The people in the desert with Moses who were the first to hear this story would have understood what an idol was–that it was a visible representation of a god and was to be worshipped. Moses reminds them they were not have idols or other gods–not only that they were to only worship one god, but that there was only one God–the others are fake.
“To have found God and still to pursue Him is the soul’s paradox of love, scorned indeed by the too-easily satisfied religionist, but justified in happy experience by the children of the burning heart.” A.W. Tozer, The Pursuit of God
God created living idols in mankind and imbued this duality of his own nature in them– two parts that together form a complete image of who God is. Just as the two names God gives his people for himself in the first two chapters of Genesis (Yahweh and Elohim) are a reflection of this two-sided aspect of his divine nature, man and woman also represent that duality in that one is more naturally inclined toward reason and logic–seeking justice and retribution and the other more naturally inclined toward intution and understanding. Eve is equal but fashioned differently; she has the same purpose as man, but a different perspective. Both halves are needed to mankind to fulfil their Eden-given purpose.

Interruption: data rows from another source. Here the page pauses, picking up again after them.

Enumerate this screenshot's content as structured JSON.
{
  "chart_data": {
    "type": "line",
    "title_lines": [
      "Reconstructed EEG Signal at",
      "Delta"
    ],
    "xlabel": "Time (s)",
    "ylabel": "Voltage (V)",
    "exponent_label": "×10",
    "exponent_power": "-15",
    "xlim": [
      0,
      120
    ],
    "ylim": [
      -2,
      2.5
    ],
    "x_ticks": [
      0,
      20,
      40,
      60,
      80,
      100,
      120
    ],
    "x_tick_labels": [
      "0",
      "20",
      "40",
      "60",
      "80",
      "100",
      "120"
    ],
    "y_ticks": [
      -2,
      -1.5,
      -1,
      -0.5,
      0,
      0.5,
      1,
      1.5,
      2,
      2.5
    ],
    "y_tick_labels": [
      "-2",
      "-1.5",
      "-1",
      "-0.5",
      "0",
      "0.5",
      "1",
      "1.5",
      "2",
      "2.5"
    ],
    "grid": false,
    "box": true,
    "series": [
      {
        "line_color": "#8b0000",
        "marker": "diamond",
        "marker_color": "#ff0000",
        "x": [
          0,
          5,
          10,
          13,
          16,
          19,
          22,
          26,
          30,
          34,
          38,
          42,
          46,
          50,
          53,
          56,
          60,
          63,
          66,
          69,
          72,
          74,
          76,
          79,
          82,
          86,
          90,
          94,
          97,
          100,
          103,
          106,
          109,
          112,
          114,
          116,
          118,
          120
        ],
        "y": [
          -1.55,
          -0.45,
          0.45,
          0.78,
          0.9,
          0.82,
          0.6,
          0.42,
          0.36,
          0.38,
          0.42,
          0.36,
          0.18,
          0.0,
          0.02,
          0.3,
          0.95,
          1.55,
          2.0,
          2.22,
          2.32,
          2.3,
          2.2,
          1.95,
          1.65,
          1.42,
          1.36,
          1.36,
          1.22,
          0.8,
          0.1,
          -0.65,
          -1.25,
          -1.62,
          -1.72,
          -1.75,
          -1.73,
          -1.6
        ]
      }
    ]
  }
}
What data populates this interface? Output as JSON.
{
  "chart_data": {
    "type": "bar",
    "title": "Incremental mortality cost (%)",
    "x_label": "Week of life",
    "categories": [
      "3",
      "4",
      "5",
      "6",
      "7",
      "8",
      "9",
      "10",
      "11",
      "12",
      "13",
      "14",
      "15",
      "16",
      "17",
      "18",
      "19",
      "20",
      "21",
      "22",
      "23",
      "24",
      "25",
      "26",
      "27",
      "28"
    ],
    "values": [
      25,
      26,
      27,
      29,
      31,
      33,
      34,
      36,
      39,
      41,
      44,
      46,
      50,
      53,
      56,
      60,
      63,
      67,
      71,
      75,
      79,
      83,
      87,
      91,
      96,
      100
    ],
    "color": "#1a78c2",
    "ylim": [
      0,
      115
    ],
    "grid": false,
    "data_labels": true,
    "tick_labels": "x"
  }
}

“Life changes dramatically when romance comes into our lives. Christianity changes dramatically when we discover that it, too, is a great romance. That God yearns to share a life of beauty, intimacy, and adventure with us. “I have loved you with an everlasting love” (Jer. 31:3)…
“So God endows Woman with certain qualities that are essential to relationship, qualities that speak of God. She is inviting. She is vulnerable. She is tender. She embodies mercy. She is also fierce and fiercely devoted. As the old saying goes, “Hell hath no fury like a woman scorned.” That’s just how God acts when He isn’t chosen. ‘I the LORD your God, am a jealous God who will not share your affection with any other god’ (Ex 20:5 NLT). A woman’s righteous jealousy speaks of the jealousy of God for us.
“Tender and inviting, intimate and alluring, fiercely devoted. Oh yes, God has a passionate, romantic heart. Just look at Eve.” John & Stasi Eldredge, Captivating
Over and over in various accounts, the compassion and mercy of women as well as their ability to fiercely protect the ones they love are recorded in Scriptures. I’m thinking of women like Rachel, Tamar, Abigail, Rahab (both of them), Jael, Deborah, Sarah, Hagar, Hannah, and others. It was the women who remained at the foot of the cross and women who went after the Passover to properly prepare Christ’s body for burial.
You can’t force love, compassion or mercy on someone. Many women long to be pursued, be worth pursuing. You can force someone to face justice, face the truth, call to account, but love is offered, pursued, yearned for, and offered without cost.
Does knowing the deeper meaning of the words formed and fashioned as they’re translated in Genesis 2 change or affect your view of women or their place in Creation?